People. There were people out there, presumably watching right now. Could they hear him?
That tech could be fucking flawless, but Noam was a programmer. He knew all about human error.
“Hello?” Noam said, turning to face the one-way mirror. His reflection peered back, wide eyed and pale. “Can you hear me?”
Nothing.
“Listen,” Noam said anyway, hugging his arms round his waist and trying to look harmless. Just a scared kid caught in something too big for him to understand. “I think there’s been a misunderstanding. Can we talk? Please?”
He moved closer to the mirror, imagining Sacha standing on the other side. Even though he was probably staring somewhere over Sacha’s shoulder or something, Noam met his own gaze in the reflection and held it.
“Please. I just . . . I’m sorry. I know I was out of bounds. It was stupid. I won’t do it again. But really, isn’t this”—he waved his hand at the room—“overkill?”
Silence answered.
“Can I at least get a lawyer?”
He ought to stop talking. He had no idea what Sacha’s people knew. He could be damning himself with every word.
He spun away from the mirror so they couldn’t see his face. He was so fucked. Sacha knew Noam was Lehrer’s protégé.

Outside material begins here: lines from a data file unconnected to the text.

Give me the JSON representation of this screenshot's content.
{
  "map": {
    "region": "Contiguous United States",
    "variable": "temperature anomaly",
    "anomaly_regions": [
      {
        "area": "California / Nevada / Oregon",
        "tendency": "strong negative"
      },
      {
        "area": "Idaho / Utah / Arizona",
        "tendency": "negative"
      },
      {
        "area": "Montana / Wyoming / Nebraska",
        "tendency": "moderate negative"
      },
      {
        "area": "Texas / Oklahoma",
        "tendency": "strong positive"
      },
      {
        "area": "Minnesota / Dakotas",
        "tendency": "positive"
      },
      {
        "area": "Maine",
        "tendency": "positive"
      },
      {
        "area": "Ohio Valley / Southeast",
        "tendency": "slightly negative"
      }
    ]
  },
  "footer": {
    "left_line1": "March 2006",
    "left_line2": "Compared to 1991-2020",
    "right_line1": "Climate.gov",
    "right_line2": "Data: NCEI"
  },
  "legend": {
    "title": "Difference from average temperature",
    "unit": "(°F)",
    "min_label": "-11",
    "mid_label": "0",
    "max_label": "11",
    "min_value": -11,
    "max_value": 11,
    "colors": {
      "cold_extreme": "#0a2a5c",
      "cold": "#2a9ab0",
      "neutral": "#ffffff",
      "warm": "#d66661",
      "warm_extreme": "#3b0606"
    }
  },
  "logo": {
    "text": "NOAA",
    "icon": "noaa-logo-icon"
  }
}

Sacha had little to no chance of ever getting Lehrer in this position with good reason to detain him and strip away his rights, so Noam was the next best thing.
Noam dragged one of the folding chairs out from behind the table and dropped into the seat. Okay. Eventually, Sacha would send somebody in. They’d ask about Brennan. About Lehrer. They’d probably torture him.
Let them, Noam thought. He knew how to keep his mouth shut.
They’d probably try to turn him against Lehrer. They’d use Dara, their ally, in any way they could.
But if he was careful . . . he could survive this. Lehrer’s coup would succeed, and he’d get Noam out of here.
Noam just had to live that long.
The door slid open. Noam was up on his feet before he realized he was moving. He didn’t know what he’d expected—some masked man in black with a tray of knives, maybe—but it was Chancellor Sacha. He was alone.
“Before you think about bashing my skull in with that chair,” Sacha said, “recall there are eight highly trained killers standing right behind that mirror just waiting for an excuse to shoot you the way you shot Tom Brennan.”
Stick to the story.
“What?” Noam choked out, grabbing on to the edge of the table for balance. It wasn’t even hard to fake that horrified edge to his voice. Noam was horrified. “What the fu—what are you talking about? Brennan, is he—is he okay?”
Blank eyes staring at the ceiling. Blood on the wall.
Sacha’s gaze narrowed. “That’s right,” he said, stepping farther into the room. “I nearly forgot. You were close with him, yes? We know you spent a lot of time at that center of his, both before and after your feverwake.” A pause. “Did that make it easier or harder to kill him?”
Noam shook his head, violently enough that it sent a fresh dart of pain shooting through his skull. “No, no, I—what do you mean? He’s dead ?”
“Oh yes.” Sacha dragged out the other chair and sat down. He crossed his legs neatly at the knees and looked at Noam, overhead light glittering off his steel circlet. He gave Noam a humorless smile. “Very thoroughly dead. I’m sure Lehrer would be proud, were he here.” Sacha paused. “Or maybe not. You did get caught, after all.”
Noam stared, fighting to keep his heart from leaping into his throat. “I’m not . . . I didn’t do it. I didn’t. You have to believe me.” He lurched up out of his chair and turned away from Sacha to pace along the wall of the cell. “Fuck.”